- Shashi Kapoor dies at 79
- Shashi Kapoor starred in films such as Deewar, Shaan and Junoon
- Shashi Kapoor shared screen space with Big B, Rekha and others
Shashi Kapoor died in Mumbai on Monday at the age of 79, leaving behind generations of broken-hearted fans and a rich legacy. The masterclass that is Shashi Kapoor's filmography offers at least five lessons in being a fearless actor for Bollywood to learn. The best way to celebrate his life is to learn them.
Experiment: For most of his career, Shashi Kapoor flitted between mainstream and parallel cinema with the greatest ease. He could play Shaan's Ravi Kumar and Junoon's Javed Khan with equal dexterity. There seemed to be no role he could not play. His resume is the most extraordinary mix of romances like Jab Jab Phool Khile and Pyar Kiye Jaa, dramas like Deewar and New Delhi Times and comedies like Namak Halaal.
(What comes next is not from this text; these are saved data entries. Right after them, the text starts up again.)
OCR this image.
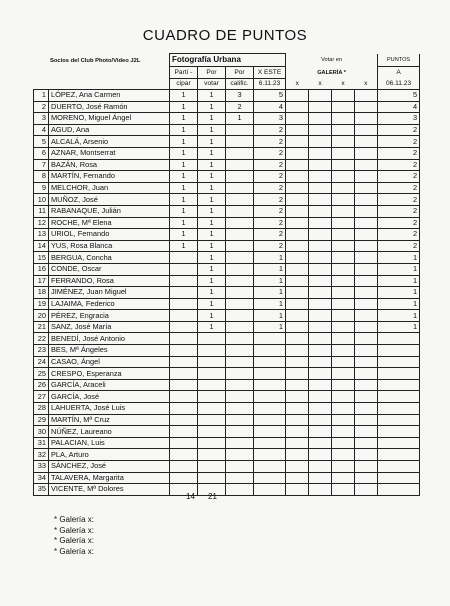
CUADRO DE PUNTOS
		Fotografía Urbana				Votar en				PUNTOS
		Partí -	Por	Por	X ESTE	GALERÍA *				A
		cipar	votar	calific.	6.11.23	x	x	x	x	06.11.23
1	LÓPEZ, Ana Carmen	1	1	3	5					5
2	DUERTO, José Ramón	1	1	2	4					4
3	MORENO, Miguel Ángel	1	1	1	3					3
4	AGUD, Ana	1	1		2					2
5	ALCALÁ, Arsenio	1	1		2					2
6	AZNAR, Montserrat	1	1		2					2
7	BAZÁN, Rosa	1	1		2					2
8	MARTÍN, Fernando	1	1		2					2
9	MELCHOR, Juan	1	1		2					2
10	MUÑOZ, José	1	1		2					2
11	RABANAQUE, Julián	1	1		2					2
12	ROCHE, Mª Elena	1	1		2					2
13	URIOL, Fernando	1	1		2					2
14	YUS, Rosa Blanca	1	1		2					2
15	BERGUA, Concha		1		1					1
16	CONDE, Oscar		1		1					1
17	FERRANDO, Rosa		1		1					1
18	JIMÉNEZ, Juan Miguel		1		1					1
19	LAJAIMA, Federico		1		1					1
20	PÉREZ, Engracia		1		1					1
21	SANZ, José María		1		1					1
22	BENEDÍ, José Antonio									
23	BES, Mª Ángeles									
24	CASAO, Ángel									
25	CRESPO, Esperanza									
26	GARCÍA, Araceli									
27	GARCÍA, José									
28	LAHUERTA, José Luis									
29	MARTÍN, Mª Cruz									
30	NÚÑEZ, Laureano									
31	PALACIAN, Luis									
32	PLA, Arturo									
33	SÁNCHEZ, José									
34	TALAVERA, Margarita									
35	VICENTE, Mª Dolores									
Socios del Club Photo/Video J2L
14 21
* Galería x:
* Galería x:
* Galería x:
* Galería x:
He went international not with a powerful Hollywood studio like MGM who would cast him in blockbusters, but in the far more understated films by Merchant-Ivory.
You don't always have to look good on screen: Even Shashi Kapoor didn't always look like Shashi Kapoor in his films. In Utsav, for instance, he was pot-bellied and hirsute and quite unrecognizable. This most good looking of actors was utterly unfussed about looking good.
Don't be hung up on playing the hero: Very often, the role Shashi Kapoor played wasn't what filmy parlance describes as 'male lead' - or any lead, for that matter. In films like Namak Halaal and Deewar, for which he won the Filmfare Award for Best Supporting Actor, he played what was considered very much the second fiddle.
Gender isn't important in a hit Jodi: Shashi Kapoor's most successful screen partnership was not with Nanda, his favourite heroine, or with Raakhee or Rekha or Sharmila Tagore or any other actress he was cast opposite. It was with Amitabh Bachchan. Shashitabh was the hit Jodi of hit jodis, out-lasting Amitabh-Dharmendra, Amitabh-Rekha and several others. From the seminal Deewar to the hilarious Namak Halaal, the layered Kabhie Kabhie to the shenanigans of Shaan, Shashitabh ruled together almost unchallenged.
Celebrate the talent around you: Shashi Kapoor appeared in ensemble films before Karan Johar and Zoya Akhtar rediscovered them decades later. From 1965's Waqt to films like Roti Kapda Aur Makaan, Trishul and Shaan, he was unafraid of being potentially outshone by other actors - and this rarely happened.
Farewell, Shashi Kapoor. There will never be another like you.